In other words, the Russian Embassy assumed that it could fool readers into thinking that there was only one provision because the screenshot just showed the first half of the webpage.

It didn’t work.

Twitter users linked to the English translation of the Budapest Memorandum signed in 1994 by Russia, the United Kingdom and the United States. The purpose of the agreement was to reassure Ukraine that if the country gave up its nuclear arsenal, it would retain its territorial integrity.

Users lambasted the embassy for trying to pass off painfully obvious falsehoods.

“Thanks for demonstrating your lack of intelligence. Just wondering if idiocy was an employment requirement for your position,” one user wrote.

Noted independent journalist Eliot Higgins also tweeted, “I think the @RussianEmbassy needs to explain themselves over this one.”

Brookings Institution scholar Steven Pifer wrote, “Lavrov claim that #Russia did not violate Budapest Memorandum because it did not threaten Ukraine with nuclear weapons is totally absurd.”

Ariana Gic Perry, who edits a journal on Russian affairs, said that “Russian FM Lavrov needs a “Budapest Memorandum for Dummies“. So here is a ‘dumbed down’ version just for him.”

The first and most obvious point of the memorandum is that the three countries agreed to “respect the independence and sovereignty and the existing borders of Ukraine.”

The second point is an agreement to “refrain from the threat or use of force against the territorial integrity or political independence of Ukraine.” While the provision noted by Russian Foreign Minister Sergei Lavrov does exist in the document, it is listed by the Council on Foreign Relations as the fifth point.
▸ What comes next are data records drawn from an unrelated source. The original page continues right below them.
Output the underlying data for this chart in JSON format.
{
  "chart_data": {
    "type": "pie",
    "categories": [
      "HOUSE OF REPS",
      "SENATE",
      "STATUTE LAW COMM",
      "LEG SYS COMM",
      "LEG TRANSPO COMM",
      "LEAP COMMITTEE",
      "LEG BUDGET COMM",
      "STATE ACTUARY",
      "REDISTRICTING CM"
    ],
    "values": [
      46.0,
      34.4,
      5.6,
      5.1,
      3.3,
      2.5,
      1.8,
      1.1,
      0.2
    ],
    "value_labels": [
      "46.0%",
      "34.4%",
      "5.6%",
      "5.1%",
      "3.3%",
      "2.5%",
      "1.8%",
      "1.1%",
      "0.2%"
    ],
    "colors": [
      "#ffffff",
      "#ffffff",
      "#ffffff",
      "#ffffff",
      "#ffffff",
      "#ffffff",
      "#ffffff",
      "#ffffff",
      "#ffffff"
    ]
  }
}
Lavrov delivered his remarks in response to a question from the UNIAN news agency, which is based in Kiev, Ukraine. Russia is widely held to have repeatedly violated the agreement repeatedly, a point implied by a reporter, who raised the issue of Russian involvement in the conflict in eastern Ukraine and the clear annexation of Crimea.

But according to Lavrov, the Budapest Memoranum “contains only one obligation – i.e. not to use nuclear weapons against Ukraine. No one has made any threats to use nuclear weapons against Ukraine.”